Why Should I Use DHTML?

Because you purchased this book, you've already made some commitment to using DHTML. But in case you haven't bought the book and are just flipping through and looking at the cool examples, let me try to make a balanced case for why you should use DHTML in your Web designsand warn you about some of the troubles you may face.

DHTML Advantages

Obviously, DHTML is not without its advantages or no one would use it. It has taken a few years, however, for the power of DHTML to be realized. Here are some advantages to using DHTML:

  • Supported by all browsers. DHTML is supported in every major browser, including Opera, Safari, Internet Explorer, and Firefox. These browsers are used by most of the Web-browsing public.

  • Open standards. Because DHTML uses standardized technologies that are open to any browser manufacturer, you can create your pages according to these standards and expect that, for the most part, they will display much the same on any major browser. Although there will be some inconsistencies in how the standards are implemented in each browser, the similarities outweigh the differences.

  • Change content on the fly. One of DHTML's most obvious advantages is that you can make changes to the Web page content after it has loaded, without having to reload it. This is where the dynamic in DHTML comes from.

  • Small file sizes. Like HTML, DHTML is created with text files, which are smaller than graphic files and generally render faster than alternatives such as Flash and Java.

  • No plug-ins required. If a browser supports HTML, CSS, JavaScript, and the DOM (which all modern browsers do), it supports DHTML without the need for any additional plug-ins.

  • Easy to learn. If you are already a Web designer, and you know HTML and JavaScript, you are halfway to knowing DHTML.

  • Fast development. Many of the tricks that Web designers produced with graphics and JavaScript can be developed faster with DHTML.

  • Faster Web experience. You can use DHTML to hide, show, and change content without having to load new pages. This capability speeds the performance of your site by requiring fewer calls to the server. In addition, since all DHTML code is text, it allows for fast downloads when compared to other interactive technologies such as Flash.

  • No Java programming required. Although DHTML can do many of the same things and shares some of the same syntax as Java, you do not have to learn an entire programming language to use it. Although much of the power of DHTML is based on JavaScript, which is now a full-featured programming language, you do not have to have a degree in computer science to use the basics.
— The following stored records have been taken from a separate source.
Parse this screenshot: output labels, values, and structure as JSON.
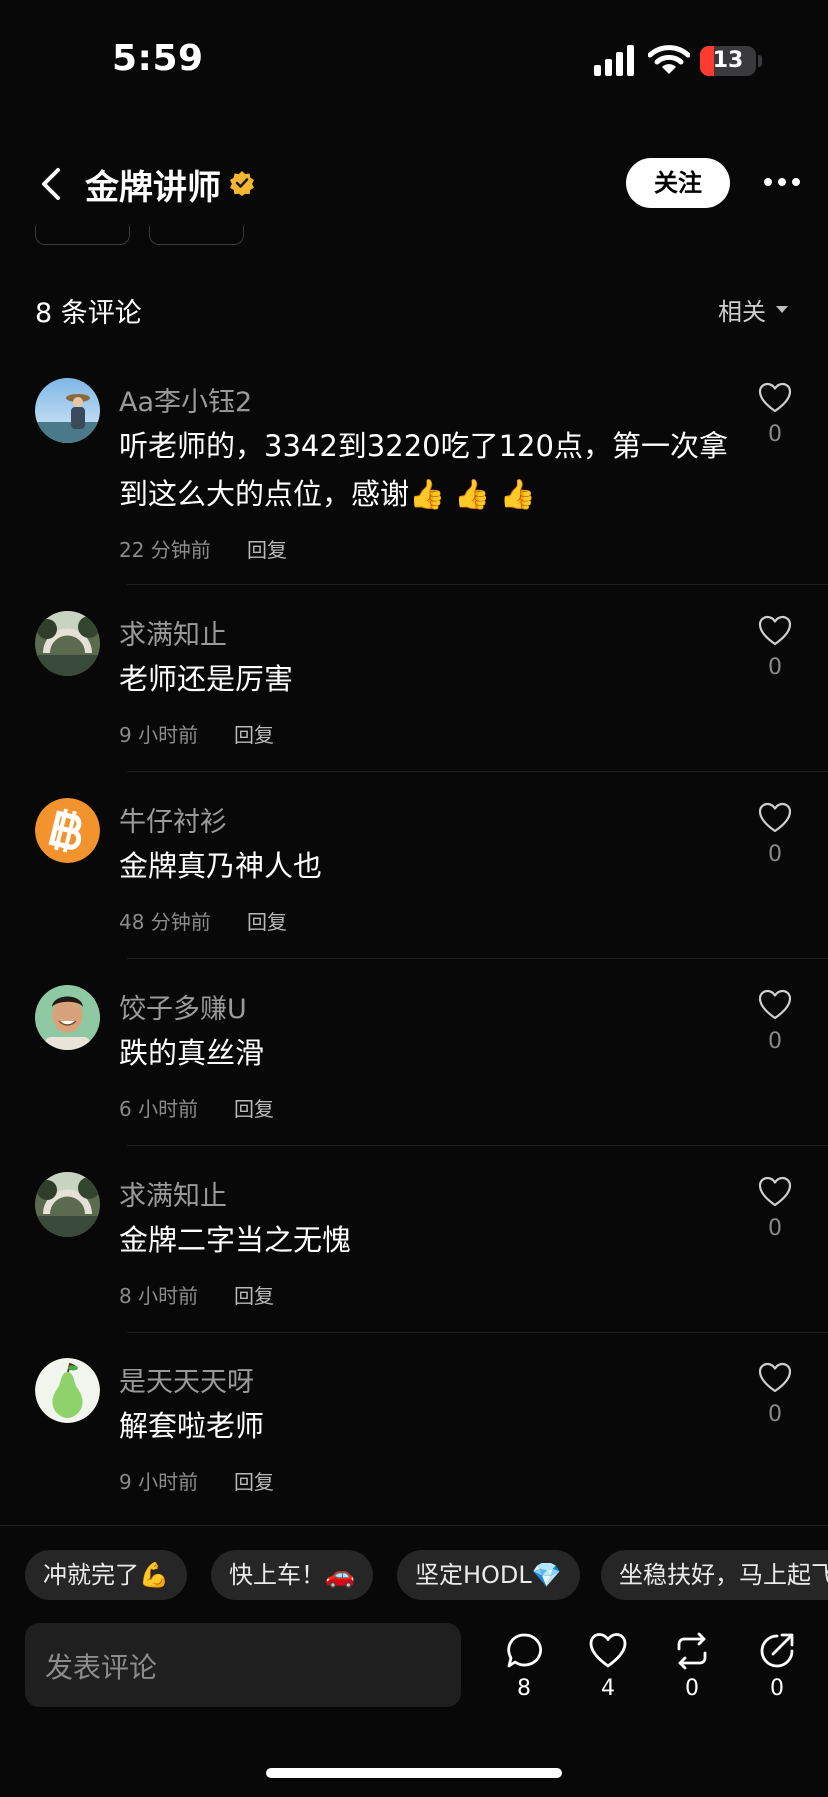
{
  "status_bar": {
    "time": "5:59",
    "battery": "13"
  },
  "header": {
    "title": "金牌讲师",
    "follow_label": "关注"
  },
  "comments_header": {
    "count_label": "8 条评论",
    "sort_label": "相关"
  },
  "comments": [
    {
      "user": "Aa李小钰2",
      "text": "听老师的，3342到3220吃了120点，第一次拿到这么大的点位，感谢👍 👍 👍",
      "time": "22 分钟前",
      "reply": "回复",
      "likes": "0"
    },
    {
      "user": "求满知止",
      "text": "老师还是厉害",
      "time": "9 小时前",
      "reply": "回复",
      "likes": "0"
    },
    {
      "user": "牛仔衬衫",
      "text": "金牌真乃神人也",
      "time": "48 分钟前",
      "reply": "回复",
      "likes": "0"
    },
    {
      "user": "饺子多赚U",
      "text": "跌的真丝滑",
      "time": "6 小时前",
      "reply": "回复",
      "likes": "0"
    },
    {
      "user": "求满知止",
      "text": "金牌二字当之无愧",
      "time": "8 小时前",
      "reply": "回复",
      "likes": "0"
    },
    {
      "user": "是天天天呀",
      "text": "解套啦老师",
      "time": "9 小时前",
      "reply": "回复",
      "likes": "0"
    }
  ],
  "quick_replies": [
    "冲就完了💪",
    "快上车！🚗",
    "坚定HODL💎",
    "坐稳扶好，马上起飞"
  ],
  "composer": {
    "placeholder": "发表评论"
  },
  "actions": {
    "comments": "8",
    "likes": "4",
    "reposts": "0",
    "shares": "0"
  },
  "icons": [
    "chevron-left-icon",
    "verified-icon",
    "more-icon",
    "heart-icon",
    "comment-icon",
    "repost-icon",
    "share-icon",
    "signal-icon",
    "wifi-icon",
    "battery-icon"
  ]
}
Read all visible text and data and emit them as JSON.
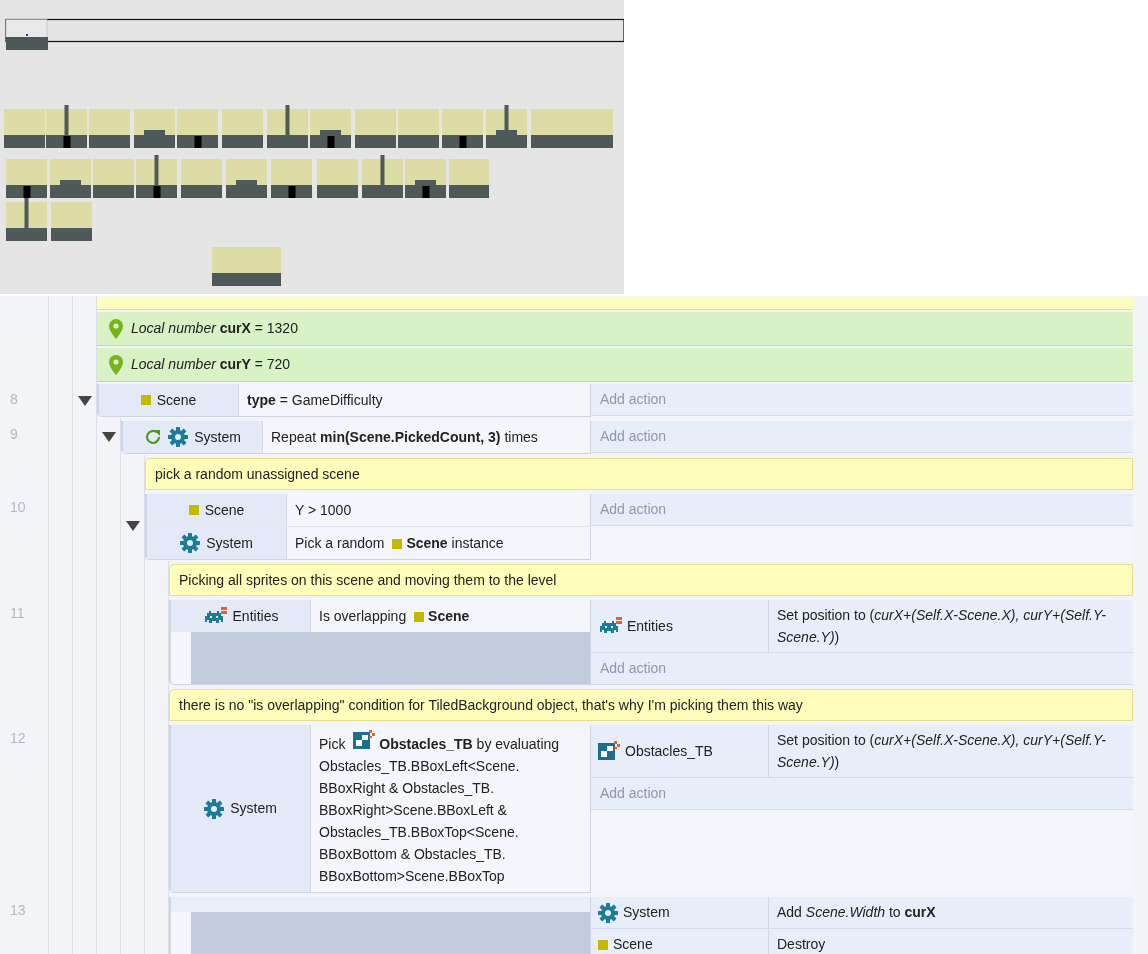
{
  "sheet": [
    {
      "kind": "comment"
    },
    {
      "kind": "variable",
      "text": "*Local number* **curX** = 1320"
    },
    {
      "kind": "variable",
      "text": "*Local number* **curY** = 720"
    },
    {
      "kind": "event",
      "number": "8",
      "expanded": true,
      "conditions": [
        {
          "object": "Scene",
          "kind": "sprite",
          "text": "**type** = GameDifficulty"
        }
      ],
      "add_action": "Add action",
      "children": [
        {
          "kind": "event",
          "number": "9",
          "expanded": true,
          "loop": true,
          "conditions": [
            {
              "object": "System",
              "kind": "system",
              "text": "Repeat **min(Scene.PickedCount, 3)** times"
            }
          ],
          "add_action": "Add action",
          "children": [
            {
              "kind": "comment",
              "text": "pick a random unassigned scene"
            },
            {
              "kind": "event",
              "number": "10",
              "expanded": true,
              "conditions": [
                {
                  "object": "Scene",
                  "kind": "sprite",
                  "text": "Y > 1000"
                },
                {
                  "object": "System",
                  "kind": "system",
                  "text": "Pick a random",
                  "ref": {
                    "object": "Scene",
                    "kind": "sprite"
                  },
                  "after": "instance"
                }
              ],
              "add_action": "Add action",
              "children": [
                {
                  "kind": "comment",
                  "text": "Picking all sprites on this scene and moving them to the level"
                },
                {
                  "kind": "event",
                  "number": "11",
                  "expanded": false,
                  "conditions": [
                    {
                      "object": "Entities",
                      "kind": "family",
                      "text": "Is overlapping",
                      "ref": {
                        "object": "Scene",
                        "kind": "sprite"
                      }
                    }
                  ],
                  "actions": [
                    {
                      "object": "Entities",
                      "kind": "family",
                      "text": "Set position to (*curX+(Self.X-Scene.X), curY+(Self.Y-Scene.Y)*)"
                    }
                  ],
                  "add_action": "Add action"
                },
                {
                  "kind": "comment",
                  "text": "there is no \"is overlapping\" condition for TiledBackground object, that's why I'm picking them this way"
                },
                {
                  "kind": "event",
                  "number": "12",
                  "expanded": false,
                  "conditions": [
                    {
                      "object": "System",
                      "kind": "system",
                      "text": "Pick",
                      "ref": {
                        "object": "Obstacles_TB",
                        "kind": "tiled"
                      },
                      "after": "by evaluating\nObstacles_TB.BBoxLeft<Scene.\nBBoxRight & Obstacles_TB.\nBBoxRight>Scene.BBoxLeft &\nObstacles_TB.BBoxTop<Scene.\nBBoxBottom & Obstacles_TB.\nBBoxBottom>Scene.BBoxTop"
                    }
                  ],
                  "actions": [
                    {
                      "object": "Obstacles_TB",
                      "kind": "tiled",
                      "text": "Set position to (*curX+(Self.X-Scene.X), curY+(Self.Y-Scene.Y)*)"
                    }
                  ],
                  "add_action": "Add action"
                },
                {
                  "kind": "event",
                  "number": "13",
                  "expanded": false,
                  "actions": [
                    {
                      "object": "System",
                      "kind": "system",
                      "text": "Add *Scene.Width* to **curX**"
                    },
                    {
                      "object": "Scene",
                      "kind": "sprite",
                      "text": "Destroy"
                    }
                  ]
                }
              ]
            }
          ]
        }
      ]
    }
  ]
}
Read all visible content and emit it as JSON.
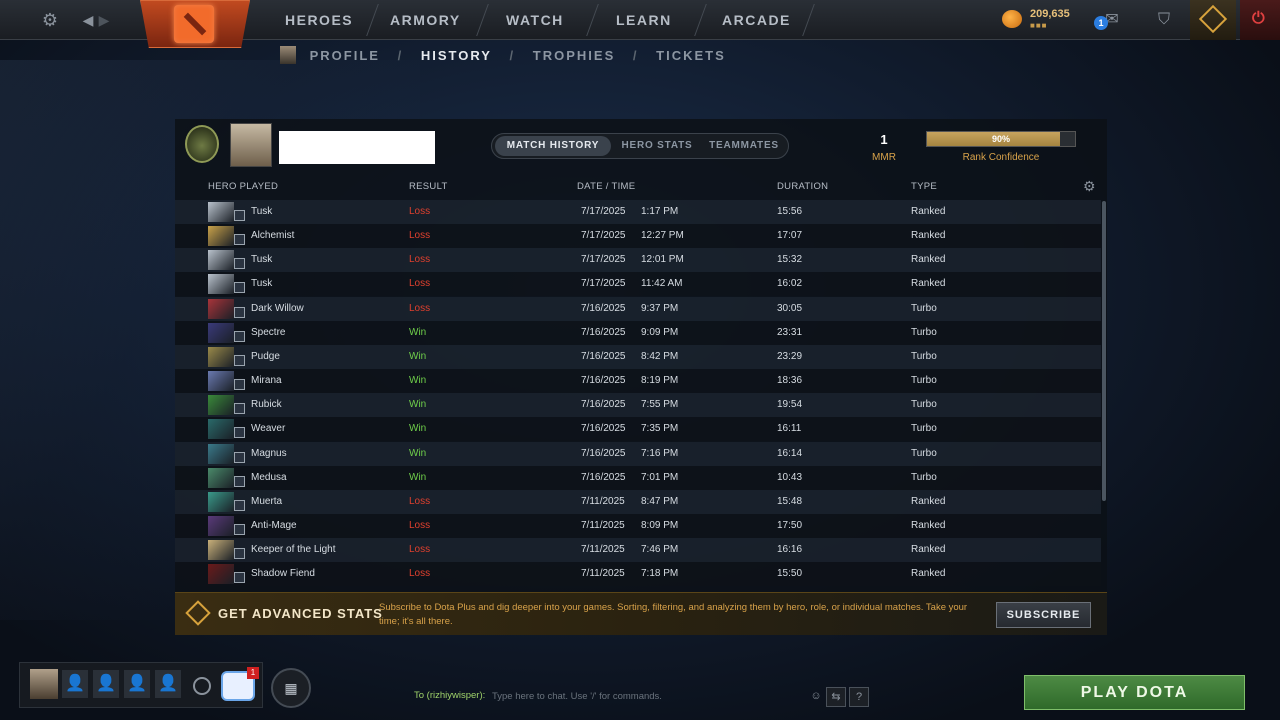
{
  "topbar": {
    "nav": [
      "HEROES",
      "ARMORY",
      "WATCH",
      "LEARN",
      "ARCADE"
    ],
    "currency": "209,635",
    "notification_count": "1"
  },
  "subnav": {
    "items": [
      "PROFILE",
      "HISTORY",
      "TROPHIES",
      "TICKETS"
    ],
    "active": "HISTORY"
  },
  "header": {
    "tabs": [
      "MATCH HISTORY",
      "HERO STATS",
      "TEAMMATES"
    ],
    "mmr_value": "1",
    "mmr_label": "MMR",
    "rank_confidence_pct": 90,
    "rank_confidence_text": "90%",
    "rank_confidence_label": "Rank Confidence"
  },
  "columns": [
    "HERO PLAYED",
    "RESULT",
    "DATE / TIME",
    "DURATION",
    "TYPE"
  ],
  "matches": [
    {
      "hero": "Tusk",
      "result": "Loss",
      "date": "7/17/2025",
      "time": "1:17 PM",
      "duration": "15:56",
      "type": "Ranked",
      "color": "#b9c2cc"
    },
    {
      "hero": "Alchemist",
      "result": "Loss",
      "date": "7/17/2025",
      "time": "12:27 PM",
      "duration": "17:07",
      "type": "Ranked",
      "color": "#c9a24a"
    },
    {
      "hero": "Tusk",
      "result": "Loss",
      "date": "7/17/2025",
      "time": "12:01 PM",
      "duration": "15:32",
      "type": "Ranked",
      "color": "#b9c2cc"
    },
    {
      "hero": "Tusk",
      "result": "Loss",
      "date": "7/17/2025",
      "time": "11:42 AM",
      "duration": "16:02",
      "type": "Ranked",
      "color": "#b9c2cc"
    },
    {
      "hero": "Dark Willow",
      "result": "Loss",
      "date": "7/16/2025",
      "time": "9:37 PM",
      "duration": "30:05",
      "type": "Turbo",
      "color": "#a8343a"
    },
    {
      "hero": "Spectre",
      "result": "Win",
      "date": "7/16/2025",
      "time": "9:09 PM",
      "duration": "23:31",
      "type": "Turbo",
      "color": "#3a3a7a"
    },
    {
      "hero": "Pudge",
      "result": "Win",
      "date": "7/16/2025",
      "time": "8:42 PM",
      "duration": "23:29",
      "type": "Turbo",
      "color": "#9a8a4a"
    },
    {
      "hero": "Mirana",
      "result": "Win",
      "date": "7/16/2025",
      "time": "8:19 PM",
      "duration": "18:36",
      "type": "Turbo",
      "color": "#6a7ab0"
    },
    {
      "hero": "Rubick",
      "result": "Win",
      "date": "7/16/2025",
      "time": "7:55 PM",
      "duration": "19:54",
      "type": "Turbo",
      "color": "#3a8a3a"
    },
    {
      "hero": "Weaver",
      "result": "Win",
      "date": "7/16/2025",
      "time": "7:35 PM",
      "duration": "16:11",
      "type": "Turbo",
      "color": "#2a6a6a"
    },
    {
      "hero": "Magnus",
      "result": "Win",
      "date": "7/16/2025",
      "time": "7:16 PM",
      "duration": "16:14",
      "type": "Turbo",
      "color": "#3a7a8a"
    },
    {
      "hero": "Medusa",
      "result": "Win",
      "date": "7/16/2025",
      "time": "7:01 PM",
      "duration": "10:43",
      "type": "Turbo",
      "color": "#4a8a6a"
    },
    {
      "hero": "Muerta",
      "result": "Loss",
      "date": "7/11/2025",
      "time": "8:47 PM",
      "duration": "15:48",
      "type": "Ranked",
      "color": "#3a9a8a"
    },
    {
      "hero": "Anti-Mage",
      "result": "Loss",
      "date": "7/11/2025",
      "time": "8:09 PM",
      "duration": "17:50",
      "type": "Ranked",
      "color": "#5a3a7a"
    },
    {
      "hero": "Keeper of the Light",
      "result": "Loss",
      "date": "7/11/2025",
      "time": "7:46 PM",
      "duration": "16:16",
      "type": "Ranked",
      "color": "#c9b07a"
    },
    {
      "hero": "Shadow Fiend",
      "result": "Loss",
      "date": "7/11/2025",
      "time": "7:18 PM",
      "duration": "15:50",
      "type": "Ranked",
      "color": "#6a1a1a"
    }
  ],
  "colors": {
    "loss": "#e0402e",
    "win": "#6fcf4a",
    "accent_gold": "#d8a24a"
  },
  "promo": {
    "title": "GET ADVANCED STATS",
    "text": "Subscribe to Dota Plus and dig deeper into your games. Sorting, filtering, and analyzing them by hero, role, or individual matches. Take your time; it's all there.",
    "button": "SUBSCRIBE"
  },
  "party": {
    "notification_count": "1"
  },
  "chat": {
    "to_label": "To (rizhiywisper):",
    "placeholder": "Type here to chat. Use '/' for commands."
  },
  "play_button": "PLAY DOTA",
  "icons": {
    "settings": "gear-icon",
    "back_forward": "arrow-icons",
    "logo": "dota-logo-icon",
    "shards": "shards-icon",
    "mail": "mail-icon",
    "armory": "armory-icon",
    "dota_plus": "dota-plus-icon",
    "power": "power-icon"
  }
}
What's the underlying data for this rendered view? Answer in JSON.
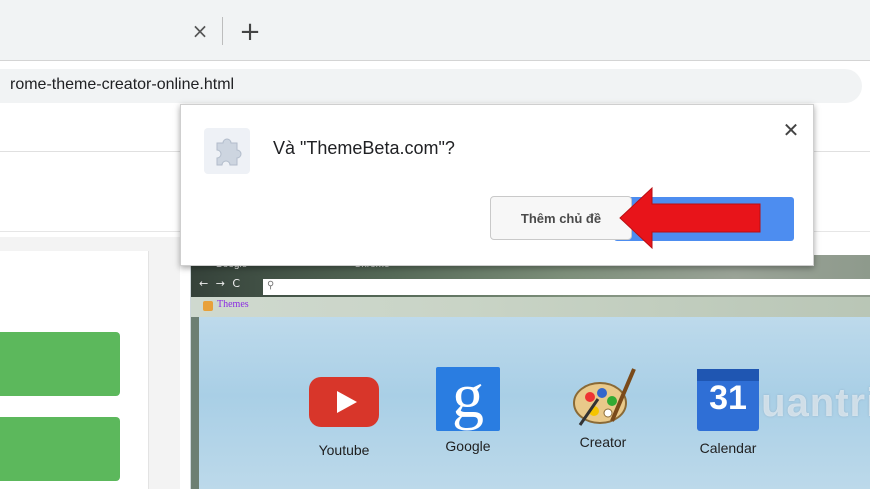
{
  "browser": {
    "tab_close_glyph": "×",
    "new_tab_glyph": "+",
    "url_fragment": "rome-theme-creator-online.html"
  },
  "dialog": {
    "title": "Và \"ThemeBeta.com\"?",
    "close_glyph": "✕",
    "add_theme_label": "Thêm chủ đề",
    "icon": "puzzle-extension-icon"
  },
  "preview": {
    "tabs": [
      "Google",
      "Chrome"
    ],
    "nav_glyphs": "← → C",
    "bookmark_label": "Themes",
    "apps": [
      {
        "label": "Youtube",
        "icon": "youtube-icon"
      },
      {
        "label": "Google",
        "icon": "google-icon",
        "glyph": "g"
      },
      {
        "label": "Creator",
        "icon": "palette-icon"
      },
      {
        "label": "Calendar",
        "icon": "calendar-icon",
        "glyph": "31"
      }
    ],
    "watermark": "Quantrimang"
  },
  "colors": {
    "accent_blue": "#4d8df0",
    "green": "#5cb85c",
    "arrow_red": "#e8141a",
    "youtube_red": "#d8362a"
  }
}
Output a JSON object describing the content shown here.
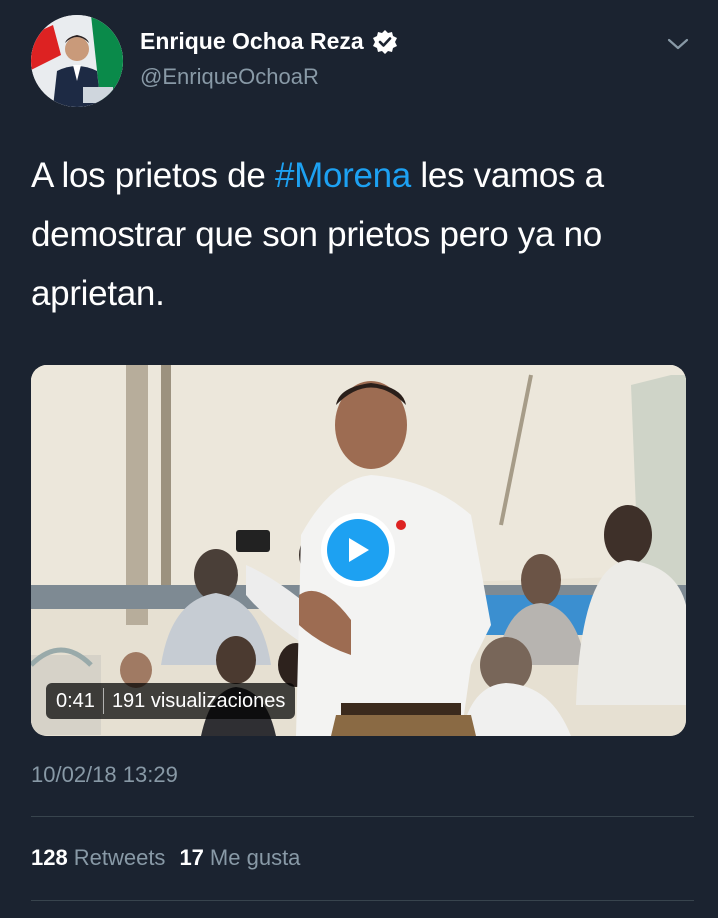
{
  "author": {
    "name": "Enrique Ochoa Reza",
    "handle": "@EnriqueOchoaR",
    "avatar_icon": "profile-photo",
    "verified_icon": "verified-badge-icon"
  },
  "tweet": {
    "text_before": "A los prietos de ",
    "hashtag": "#Morena",
    "text_after": " les vamos a demostrar que son prietos pero ya no aprietan."
  },
  "video": {
    "duration": "0:41",
    "views": "191 visualizaciones",
    "play_icon": "play-icon"
  },
  "timestamp": "10/02/18 13:29",
  "stats": {
    "retweets_count": "128",
    "retweets_label": "Retweets",
    "likes_count": "17",
    "likes_label": "Me gusta"
  },
  "colors": {
    "background": "#1b2330",
    "link": "#1da1f2",
    "secondary_text": "#8899a6",
    "divider": "#38444d"
  }
}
  • Can add even more interaction through Ajax. As we'll explore in Part 3 of this book, DHTML and Ajax can make a powerful combination for creating responsive online applications.

DHTML Disadvantages

It's not all smooth sailing with DHTML, however. To use DHTML, you need to understand its weaknesses as well as its strengths.

  • Browser and operating-system incompatibilities. The implementation of CSS, JavaScript, and the DOM may vary slightly from browser to browser, and sometimes even between versions of the same browser on different operating systems. Although I've gone to great pains to present workaround solutions in this book, some browsers can do certain things that others simply cannot.

  • Picky, picky, picky. JavaScript and CSS are notoriously finicky when it comes to syntax. Although most browsers will still display a page even if the HTML code isn't perfect, your entire page may fail to display if you have one too many brackets in a JavaScript function or forget a semicolon in a CSS definition list. In addition, if you're using XHTML instead of HTML, which is recommended, you won't be able to get away with the mistakes you could in HTML.

  • Handheld devices. Most portable devices that can access the Internet, such as PDAs and mobile phones, have limited DHTML support or do not show up as having full support. These devices are increasingly becoming a factor in Web design, and at the very least, you will need to consider alternatives to DHTML visitors using these devices.